Many major clothing corporations have signed on to the Bangladesh Accord on Fire and Building Safety so we don't have more Rana Plaza garment factory fires that kill thousands of garment factory workers -- but our work ain't done here, because Amazon hasn't signed on, and Amazon is close to being America's top clothing seller now, and sells plenty of clothing made in a few dozen Bangladeshi factories that the other big retailers won't touch. If you're still hung up on "free markets" always being right, consider the case of the woman who was trapped in the Rana Plaza rubble for three days and had to saw half her arm off just to get out. And then let Demand Progress help you tell Amazon to help ensure garment workers don't work in deathtraps by signing onto the Bangladesh Accord. Don't take any guff about how we should really talk to their "third-party" suppliers about that -- as if they don't use these suppliers to escape accountability in the first place.
Meanwhile, in the wake of yet another contaminated Romaine lettuce outbreak, Consumer Reports helps you tell your Congressfolk to give our Food and Drug Administration (or FDA) the power to investigate how these food poisoning outbreaks come about.
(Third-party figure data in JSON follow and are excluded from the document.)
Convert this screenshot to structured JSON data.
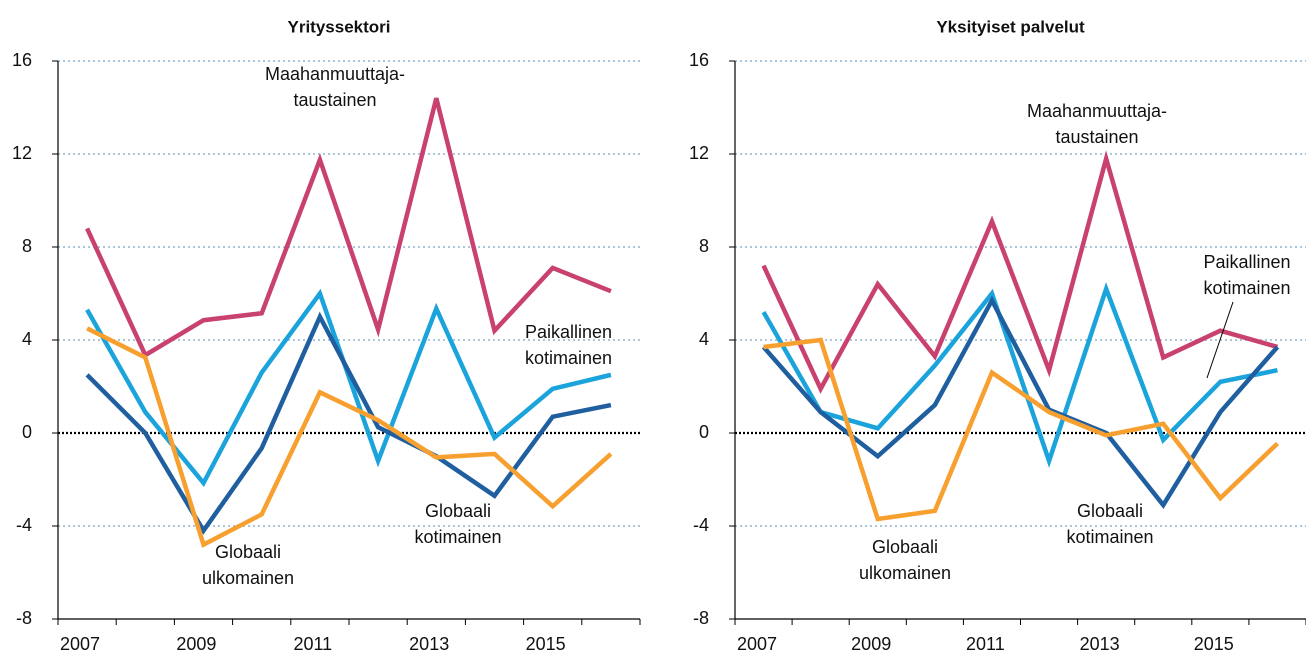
{
  "chart_data": [
    {
      "type": "line",
      "title": "Yrityssektori",
      "categories": [
        "2007",
        null,
        "2009",
        null,
        "2011",
        null,
        "2013",
        null,
        "2015",
        null
      ],
      "ylim": [
        -8,
        16
      ],
      "yticks": [
        -8,
        -4,
        0,
        4,
        8,
        12,
        16
      ],
      "grid": true,
      "series": [
        {
          "color": "#c8416f",
          "values": [
            8.8,
            3.35,
            4.85,
            5.15,
            11.75,
            4.45,
            14.4,
            4.4,
            7.1,
            6.1
          ]
        },
        {
          "color": "#1ba3dc",
          "values": [
            5.3,
            0.9,
            -2.15,
            2.6,
            6.0,
            -1.2,
            5.35,
            -0.2,
            1.9,
            2.5
          ]
        },
        {
          "color": "#1f5fa0",
          "values": [
            2.5,
            0,
            -4.2,
            -0.65,
            5.0,
            0.25,
            -1.0,
            -2.7,
            0.7,
            1.2
          ]
        },
        {
          "color": "#f7a030",
          "values": [
            4.5,
            3.25,
            -4.8,
            -3.5,
            1.75,
            0.55,
            -1.05,
            -0.9,
            -3.15,
            -0.9
          ]
        }
      ],
      "annotations": [
        {
          "lines": [
            "Maahanmuuttaja-",
            "taustainen"
          ]
        },
        {
          "lines": [
            "Paikallinen",
            "kotimainen"
          ]
        },
        {
          "lines": [
            "Globaali",
            "kotimainen"
          ]
        },
        {
          "lines": [
            "Globaali",
            "ulkomainen"
          ]
        }
      ]
    },
    {
      "type": "line",
      "title": "Yksityiset palvelut",
      "categories": [
        "2007",
        null,
        "2009",
        null,
        "2011",
        null,
        "2013",
        null,
        "2015",
        null
      ],
      "ylim": [
        -8,
        16
      ],
      "yticks": [
        -8,
        -4,
        0,
        4,
        8,
        12,
        16
      ],
      "grid": true,
      "series": [
        {
          "color": "#c8416f",
          "values": [
            7.2,
            1.9,
            6.4,
            3.3,
            9.1,
            2.7,
            11.8,
            3.25,
            4.4,
            3.7
          ]
        },
        {
          "color": "#1ba3dc",
          "values": [
            5.2,
            0.9,
            0.2,
            2.9,
            6.0,
            -1.2,
            6.2,
            -0.3,
            2.2,
            2.7
          ]
        },
        {
          "color": "#1f5fa0",
          "values": [
            3.7,
            0.9,
            -1.0,
            1.2,
            5.7,
            1.0,
            0.0,
            -3.1,
            0.9,
            3.7
          ]
        },
        {
          "color": "#f7a030",
          "values": [
            3.7,
            4.0,
            -3.7,
            -3.35,
            2.6,
            0.9,
            -0.1,
            0.4,
            -2.8,
            -0.45
          ]
        }
      ],
      "annotations": [
        {
          "lines": [
            "Maahanmuuttaja-",
            "taustainen"
          ]
        },
        {
          "lines": [
            "Paikallinen",
            "kotimainen"
          ]
        },
        {
          "lines": [
            "Globaali",
            "kotimainen"
          ]
        },
        {
          "lines": [
            "Globaali",
            "ulkomainen"
          ]
        }
      ]
    }
  ]
}
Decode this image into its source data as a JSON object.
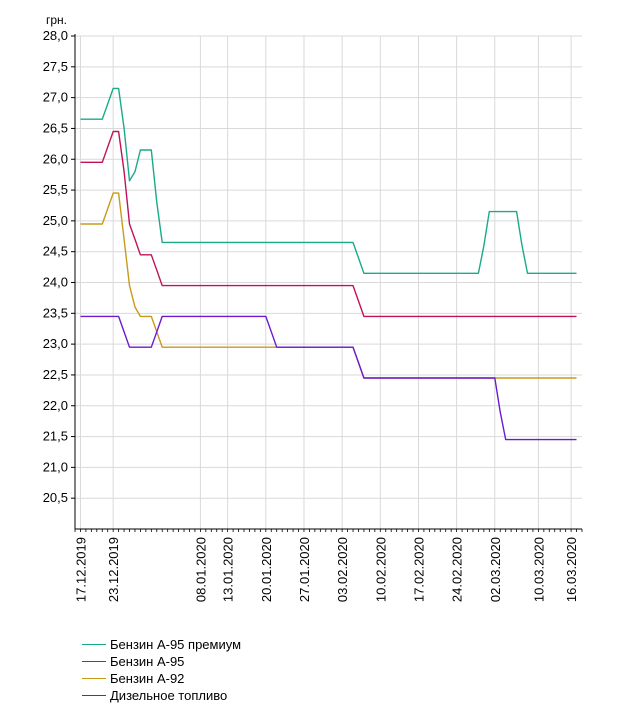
{
  "chart_data": {
    "type": "line",
    "ylabel": "грн.",
    "ylim": [
      20.0,
      28.0
    ],
    "yticks": [
      20.5,
      21.0,
      21.5,
      22.0,
      22.5,
      23.0,
      23.5,
      24.0,
      24.5,
      25.0,
      25.5,
      26.0,
      26.5,
      27.0,
      27.5,
      28.0
    ],
    "ytick_labels": [
      "20,5",
      "21,0",
      "21,5",
      "22,0",
      "22,5",
      "23,0",
      "23,5",
      "24,0",
      "24,5",
      "25,0",
      "25,5",
      "26,0",
      "26,5",
      "27,0",
      "27,5",
      "28,0"
    ],
    "xlim": [
      "2019-12-16",
      "2020-03-18"
    ],
    "xticks": [
      "2019-12-17",
      "2019-12-23",
      "2020-01-08",
      "2020-01-13",
      "2020-01-20",
      "2020-01-27",
      "2020-02-03",
      "2020-02-10",
      "2020-02-17",
      "2020-02-24",
      "2020-03-02",
      "2020-03-10",
      "2020-03-16"
    ],
    "xtick_labels": [
      "17.12.2019",
      "23.12.2019",
      "08.01.2020",
      "13.01.2020",
      "20.01.2020",
      "27.01.2020",
      "03.02.2020",
      "10.02.2020",
      "17.02.2020",
      "24.02.2020",
      "02.03.2020",
      "10.03.2020",
      "16.03.2020"
    ],
    "grid": true,
    "legend_position": "bottom-left",
    "series": [
      {
        "name": "Бензин А-95 премиум",
        "color": "#1aaa8a",
        "points": [
          [
            "2019-12-17",
            26.65
          ],
          [
            "2019-12-21",
            26.65
          ],
          [
            "2019-12-23",
            27.15
          ],
          [
            "2019-12-24",
            27.15
          ],
          [
            "2019-12-25",
            26.5
          ],
          [
            "2019-12-26",
            25.65
          ],
          [
            "2019-12-27",
            25.8
          ],
          [
            "2019-12-28",
            26.15
          ],
          [
            "2019-12-30",
            26.15
          ],
          [
            "2019-12-31",
            25.3
          ],
          [
            "2020-01-01",
            24.65
          ],
          [
            "2020-02-05",
            24.65
          ],
          [
            "2020-02-06",
            24.4
          ],
          [
            "2020-02-07",
            24.15
          ],
          [
            "2020-02-28",
            24.15
          ],
          [
            "2020-02-29",
            24.6
          ],
          [
            "2020-03-01",
            25.15
          ],
          [
            "2020-03-06",
            25.15
          ],
          [
            "2020-03-07",
            24.6
          ],
          [
            "2020-03-08",
            24.15
          ],
          [
            "2020-03-17",
            24.15
          ]
        ]
      },
      {
        "name": "Бензин А-95",
        "color": "#c0125a",
        "points": [
          [
            "2019-12-17",
            25.95
          ],
          [
            "2019-12-21",
            25.95
          ],
          [
            "2019-12-23",
            26.45
          ],
          [
            "2019-12-24",
            26.45
          ],
          [
            "2019-12-25",
            25.8
          ],
          [
            "2019-12-26",
            24.95
          ],
          [
            "2019-12-27",
            24.7
          ],
          [
            "2019-12-28",
            24.45
          ],
          [
            "2019-12-30",
            24.45
          ],
          [
            "2019-12-31",
            24.2
          ],
          [
            "2020-01-01",
            23.95
          ],
          [
            "2020-02-05",
            23.95
          ],
          [
            "2020-02-06",
            23.7
          ],
          [
            "2020-02-07",
            23.45
          ],
          [
            "2020-03-17",
            23.45
          ]
        ]
      },
      {
        "name": "Бензин А-92",
        "color": "#c89a1a",
        "points": [
          [
            "2019-12-17",
            24.95
          ],
          [
            "2019-12-21",
            24.95
          ],
          [
            "2019-12-23",
            25.45
          ],
          [
            "2019-12-24",
            25.45
          ],
          [
            "2019-12-25",
            24.7
          ],
          [
            "2019-12-26",
            23.95
          ],
          [
            "2019-12-27",
            23.6
          ],
          [
            "2019-12-28",
            23.45
          ],
          [
            "2019-12-30",
            23.45
          ],
          [
            "2019-12-31",
            23.2
          ],
          [
            "2020-01-01",
            22.95
          ],
          [
            "2020-01-21",
            22.95
          ],
          [
            "2020-02-05",
            22.95
          ],
          [
            "2020-02-06",
            22.7
          ],
          [
            "2020-02-07",
            22.45
          ],
          [
            "2020-03-17",
            22.45
          ]
        ]
      },
      {
        "name": "Дизельное топливо",
        "color": "#6a1ad0",
        "points": [
          [
            "2019-12-17",
            23.45
          ],
          [
            "2019-12-24",
            23.45
          ],
          [
            "2019-12-26",
            22.95
          ],
          [
            "2019-12-30",
            22.95
          ],
          [
            "2019-12-31",
            23.2
          ],
          [
            "2020-01-01",
            23.45
          ],
          [
            "2020-01-20",
            23.45
          ],
          [
            "2020-01-21",
            23.2
          ],
          [
            "2020-01-22",
            22.95
          ],
          [
            "2020-02-05",
            22.95
          ],
          [
            "2020-02-06",
            22.7
          ],
          [
            "2020-02-07",
            22.45
          ],
          [
            "2020-03-02",
            22.45
          ],
          [
            "2020-03-03",
            21.9
          ],
          [
            "2020-03-04",
            21.45
          ],
          [
            "2020-03-17",
            21.45
          ]
        ]
      }
    ]
  }
}
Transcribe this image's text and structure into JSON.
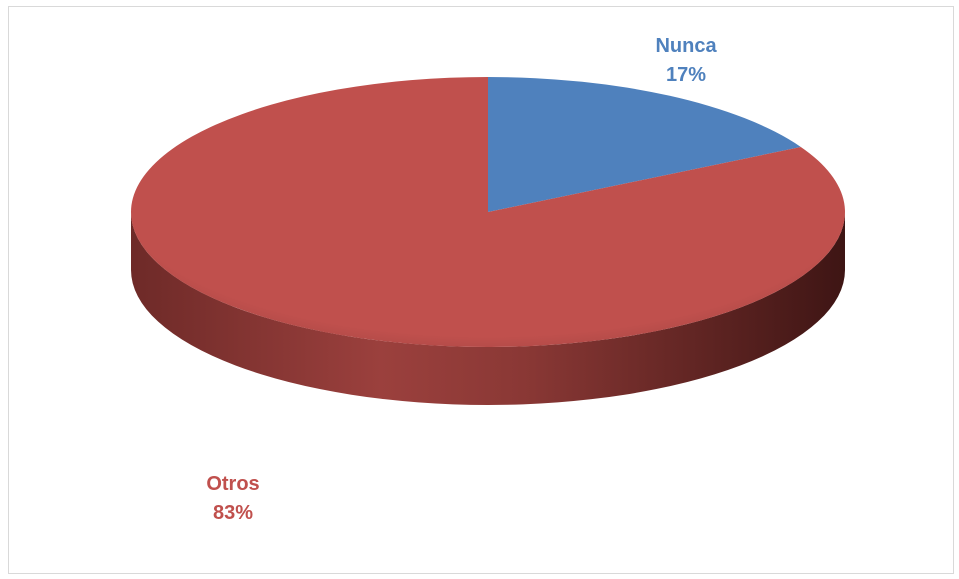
{
  "chart_data": {
    "type": "pie",
    "style": "3d",
    "slices": [
      {
        "label": "Nunca",
        "value": 17,
        "value_label": "17%",
        "color": "#4f81bd",
        "side_color": "#37598a"
      },
      {
        "label": "Otros",
        "value": 83,
        "value_label": "83%",
        "color": "#c0504d",
        "side_color": "#5c2220"
      }
    ],
    "label_colors": {
      "Nunca": "#4f81bd",
      "Otros": "#c0504d"
    },
    "start_angle_deg": 0,
    "direction": "clockwise"
  }
}
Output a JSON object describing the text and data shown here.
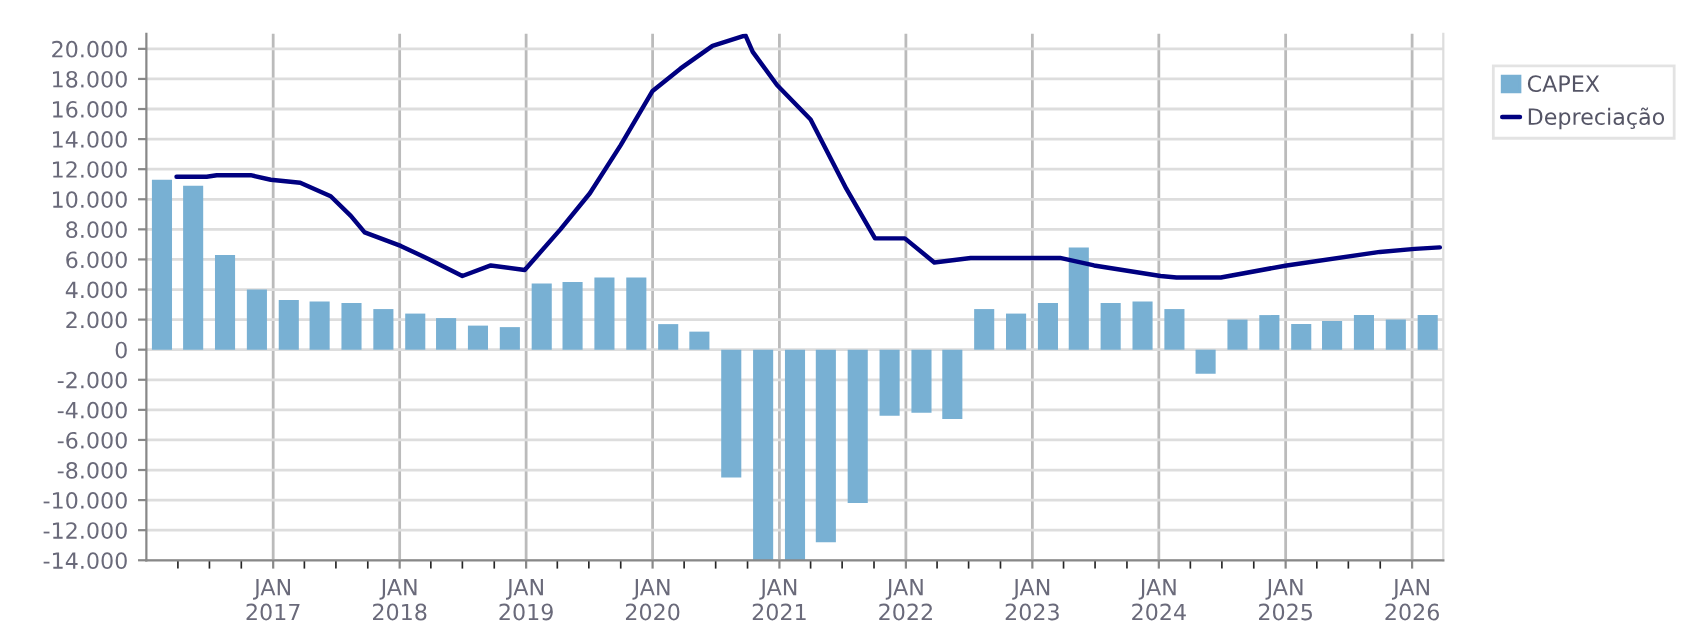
{
  "chart_data": {
    "type": "bar",
    "x": [
      "2016-02-15",
      "2016-05-15",
      "2016-08-15",
      "2016-11-15",
      "2017-02-15",
      "2017-05-15",
      "2017-08-15",
      "2017-11-15",
      "2018-02-15",
      "2018-05-15",
      "2018-08-15",
      "2018-11-15",
      "2019-02-15",
      "2019-05-15",
      "2019-08-15",
      "2019-11-15",
      "2020-02-15",
      "2020-05-15",
      "2020-08-15",
      "2020-11-15",
      "2021-02-15",
      "2021-05-15",
      "2021-08-15",
      "2021-11-15",
      "2022-02-15",
      "2022-05-15",
      "2022-08-15",
      "2022-11-15",
      "2023-02-15",
      "2023-05-15",
      "2023-08-15",
      "2023-11-15",
      "2024-02-15",
      "2024-05-15",
      "2024-08-15",
      "2024-11-15",
      "2025-02-15",
      "2025-05-15",
      "2025-08-15",
      "2025-11-15",
      "2026-02-15"
    ],
    "series": [
      {
        "name": "CAPEX",
        "color": "#78b0d3",
        "values": [
          11300,
          10900,
          6300,
          4000,
          3300,
          3200,
          3100,
          2700,
          2400,
          2100,
          1600,
          1500,
          4400,
          4500,
          4800,
          4800,
          1700,
          1200,
          -8500,
          -14000,
          -14000,
          -12800,
          -10200,
          -4400,
          -4200,
          -4600,
          2700,
          2400,
          3100,
          6800,
          3100,
          3200,
          2700,
          -1600,
          2000,
          2300,
          1700,
          1900,
          2300,
          2000,
          2300
        ]
      },
      {
        "name": "Depreciação",
        "type": "line",
        "color": "#000080",
        "x": [
          "2016-03-28",
          "2016-06-23",
          "2016-07-22",
          "2016-10-28",
          "2016-12-25",
          "2017-03-20",
          "2017-06-16",
          "2017-08-13",
          "2017-09-22",
          "2018-01-04",
          "2018-03-28",
          "2018-07-01",
          "2018-09-21",
          "2018-12-28",
          "2019-04-10",
          "2019-07-04",
          "2019-10-01",
          "2020-01-01",
          "2020-03-22",
          "2020-06-22",
          "2020-09-25",
          "2020-10-16",
          "2020-12-25",
          "2021-04-01",
          "2021-07-13",
          "2021-10-04",
          "2021-12-29",
          "2022-03-24",
          "2022-07-07",
          "2023-03-22",
          "2023-06-28",
          "2024-01-06",
          "2024-02-21",
          "2024-06-28",
          "2025-01-04",
          "2025-09-30",
          "2026-01-09",
          "2026-03-22"
        ],
        "values": [
          11500,
          11500,
          11600,
          11600,
          11300,
          11100,
          10200,
          8900,
          7800,
          6900,
          6000,
          4900,
          5600,
          5300,
          8000,
          10400,
          13600,
          17200,
          18700,
          20200,
          20900,
          19800,
          17600,
          15300,
          10700,
          7400,
          7400,
          5800,
          6100,
          6100,
          5600,
          4900,
          4800,
          4800,
          5600,
          6500,
          6700,
          6800
        ]
      }
    ],
    "xlim": [
      "2016-01-01",
      "2026-04-01"
    ],
    "xticks": [
      {
        "value": "2016-04-01",
        "label": null
      },
      {
        "value": "2016-07-01",
        "label": null
      },
      {
        "value": "2016-10-01",
        "label": null
      },
      {
        "value": "2017-01-01",
        "label": "JAN\n2017"
      },
      {
        "value": "2017-04-01",
        "label": null
      },
      {
        "value": "2017-07-01",
        "label": null
      },
      {
        "value": "2017-10-01",
        "label": null
      },
      {
        "value": "2018-01-01",
        "label": "JAN\n2018"
      },
      {
        "value": "2018-04-01",
        "label": null
      },
      {
        "value": "2018-07-01",
        "label": null
      },
      {
        "value": "2018-10-01",
        "label": null
      },
      {
        "value": "2019-01-01",
        "label": "JAN\n2019"
      },
      {
        "value": "2019-04-01",
        "label": null
      },
      {
        "value": "2019-07-01",
        "label": null
      },
      {
        "value": "2019-10-01",
        "label": null
      },
      {
        "value": "2020-01-01",
        "label": "JAN\n2020"
      },
      {
        "value": "2020-04-01",
        "label": null
      },
      {
        "value": "2020-07-01",
        "label": null
      },
      {
        "value": "2020-10-01",
        "label": null
      },
      {
        "value": "2021-01-01",
        "label": "JAN\n2021"
      },
      {
        "value": "2021-04-01",
        "label": null
      },
      {
        "value": "2021-07-01",
        "label": null
      },
      {
        "value": "2021-10-01",
        "label": null
      },
      {
        "value": "2022-01-01",
        "label": "JAN\n2022"
      },
      {
        "value": "2022-04-01",
        "label": null
      },
      {
        "value": "2022-07-01",
        "label": null
      },
      {
        "value": "2022-10-01",
        "label": null
      },
      {
        "value": "2023-01-01",
        "label": "JAN\n2023"
      },
      {
        "value": "2023-04-01",
        "label": null
      },
      {
        "value": "2023-07-01",
        "label": null
      },
      {
        "value": "2023-10-01",
        "label": null
      },
      {
        "value": "2024-01-01",
        "label": "JAN\n2024"
      },
      {
        "value": "2024-04-01",
        "label": null
      },
      {
        "value": "2024-07-01",
        "label": null
      },
      {
        "value": "2024-10-01",
        "label": null
      },
      {
        "value": "2025-01-01",
        "label": "JAN\n2025"
      },
      {
        "value": "2025-04-01",
        "label": null
      },
      {
        "value": "2025-07-01",
        "label": null
      },
      {
        "value": "2025-10-01",
        "label": null
      },
      {
        "value": "2026-01-01",
        "label": "JAN\n2026"
      }
    ],
    "ylim": [
      -14000,
      21000
    ],
    "yticks": [
      {
        "value": -14000,
        "label": "-14.000"
      },
      {
        "value": -12000,
        "label": "-12.000"
      },
      {
        "value": -10000,
        "label": "-10.000"
      },
      {
        "value": -8000,
        "label": "-8.000"
      },
      {
        "value": -6000,
        "label": "-6.000"
      },
      {
        "value": -4000,
        "label": "-4.000"
      },
      {
        "value": -2000,
        "label": "-2.000"
      },
      {
        "value": 0,
        "label": "0"
      },
      {
        "value": 2000,
        "label": "2.000"
      },
      {
        "value": 4000,
        "label": "4.000"
      },
      {
        "value": 6000,
        "label": "6.000"
      },
      {
        "value": 8000,
        "label": "8.000"
      },
      {
        "value": 10000,
        "label": "10.000"
      },
      {
        "value": 12000,
        "label": "12.000"
      },
      {
        "value": 14000,
        "label": "14.000"
      },
      {
        "value": 16000,
        "label": "16.000"
      },
      {
        "value": 18000,
        "label": "18.000"
      },
      {
        "value": 20000,
        "label": "20.000"
      }
    ],
    "grid": true,
    "legend": "top right"
  }
}
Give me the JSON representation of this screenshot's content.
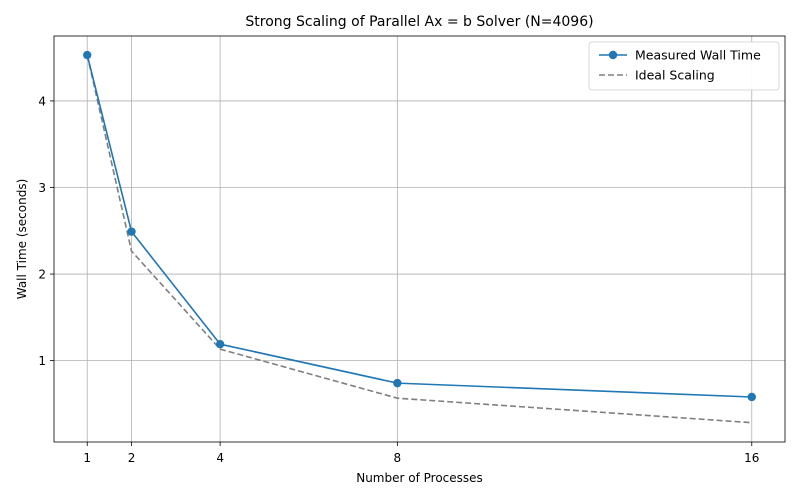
{
  "chart_data": {
    "type": "line",
    "title": "Strong Scaling of Parallel Ax = b Solver (N=4096)",
    "xlabel": "Number of Processes",
    "ylabel": "Wall Time (seconds)",
    "xlim": [
      0.25,
      16.75
    ],
    "ylim": [
      0.06,
      4.75
    ],
    "x_ticks": [
      1,
      2,
      4,
      8,
      16
    ],
    "y_ticks": [
      1,
      2,
      3,
      4
    ],
    "grid": true,
    "legend_position": "top-right",
    "x": [
      1,
      2,
      4,
      8,
      16
    ],
    "series": [
      {
        "name": "Measured Wall Time",
        "values": [
          4.53,
          2.49,
          1.19,
          0.74,
          0.58
        ],
        "color": "#1f77b4",
        "line_style": "solid",
        "marker": "circle"
      },
      {
        "name": "Ideal Scaling",
        "values": [
          4.53,
          2.265,
          1.1325,
          0.56625,
          0.283125
        ],
        "color": "#7f7f7f",
        "line_style": "dashed",
        "marker": "none"
      }
    ]
  }
}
Food poisoning is one of those things that still makes the evening news programs even despite these programs' ongoing effort to say nothing of importance to their viewers, so maybe we should empower our government to get to the bottom of E. coli outbreaks, maybe? Yes, even this government, which ain't gonna be with us forever. And if our FDA finds that irrigation water contaminated with feces was the cause, as most observers think, and if this finding shames the FDA that, you may recall, delayed implementing irrigation water-testing rules not that long ago, well, confronting the shame you cause yourself is a character-building opportunity, and I would never want to deprive government agencies of such opportunities.
Finally, if you've missed previous opportunities to tell your House Reps to protect endangered and threatened species by passing H.R. 4348, the PAW and Fin Act, then CREDO still helps you do that. Our Administration has lately issued regulations that would make it considerably harder to protect endangered and threatened species from encroaching fossil fuel corporations, but the PAW and FIN Act would nullify these changes, and would also prevent our Administration from using "economic factors" in considering how to enforce the Endangered Species Act. By "economic factors," of course, our Administration means "money lost by bosses." No, that's all they mean -- bosses are all they care about. Oh, our President can go on TV and claim people fight him because he's "fighting for you," but his record shows he only fights for other bosses who think, as he does, that they're on top because they belong there. They don't. This is America. We do.